Thursday, March 24, 2011

Welcome to Africa


African literature has a long, rich history, but it has not always been written down in ways accessible to us, that is, people who prefer to read in English who live in Ohio. What we get to read and hear is filtered though English, but that is okay because many African authors choose to write in English. Nevertheless, they are writing in an English that we need to learn to read in a new way. There are lots of African words, names, and customs that you need to know when you read this literature. There are expectations and attitudes that you need to be familiar with. I hope that in this course, you can have a change to read these stories, novels, and films, and get to see huge variety of experiences you can learn from. Africa is an amazing place that often only appears on the horizon of the American mid-west when people starve, are bombed, or are bombing and starving each other. Literature has a way of presenting the human experience that the newspaper or the Unicef advertisements cannot. I hope that through working with this literature both logically and emotionally, you can begin to perceive the flavor of Africa in all its joy and beauty and sadness and anger.

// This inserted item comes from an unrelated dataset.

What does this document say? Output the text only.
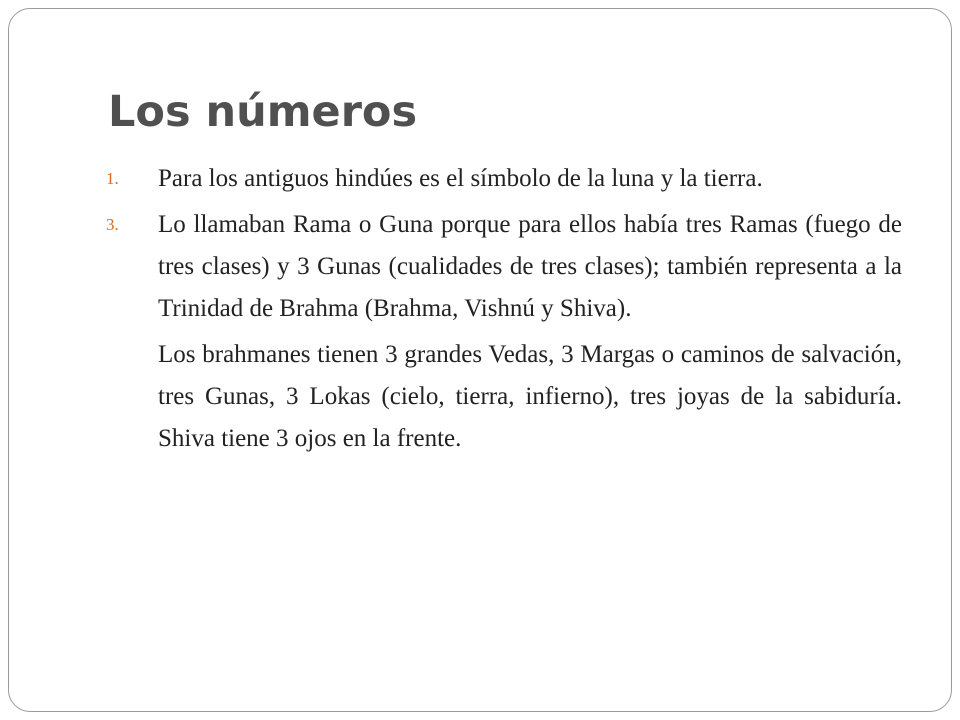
Los números
1. Para los antiguos hindúes es el símbolo de la luna y la tierra.
3. Lo llamaban Rama o Guna porque para ellos había tres Ramas (fuego de tres clases) y 3 Gunas (cualidades de tres clases); también representa a la Trinidad de Brahma (Brahma, Vishnú y Shiva).
Los brahmanes tienen 3 grandes Vedas, 3 Margas o caminos de salvación, tres Gunas, 3 Lokas (cielo, tierra, infierno), tres joyas de la sabiduría. Shiva tiene 3 ojos en la frente.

Wednesday, February 2, 2011

Borges' and Frosts' Gardens of Forking Paths


Just as so many people, so many bloggers, misinterpret Frost's "Two Roads", so I think Borge's "Garden of Forking Paths" can be difficult to read. Both require the modern reader to consider the actual choices of words and to read closely rather than let the story unfold like a graphic novel. Some writing can be a pretty-picture-generating text, but others require one to really focus on the words and what they mean, may mean, and could mean in some other context. As a linguist, I love this game, and I find Borges at once exhausting to read and exhilarating to read. Frost is often just depressing. He didn't get a Nobel either. :-(

In the "Garden of Forking Paths," the pathos of the narrator is contrasted with the elegance of the scholar. The tone of writing changes, the words that describe their ideas contrast, and their relative perspectives on the world are different. The narrator feels trapped in the timeline he has created for himself, while the scholar dies with the conviction that in another timeline events unfolded differently. One of them is tortured, the other is at peace, but not in the way that the reader might have preferred. I think Borges requires a lot of a reader because we have to just let go of the narrative and let Borges do what he will with it. Then we have to think about that, and not what we might want to. I don't want the brilliant scholar to die, but I have to look at the philosophical manner of his death to appreciate this type of serenity and conviction that this life is only one of many. I don't want that miserable, scheming, little sneak to live and write this lovely memoir for me, but he writes the complex confession that allows the brilliant scholar to live on in the story, so, yay, I guess.

It reminds me of Shakespeare's sonnets where he goes on forever about how his beloved will be immortal and remain beautiful because he wrote these poems. And he/she does! And he/she is also, at the same time long dead, but is revived every time we read the sonnets and conjure that person up in our powerful reader imaginations.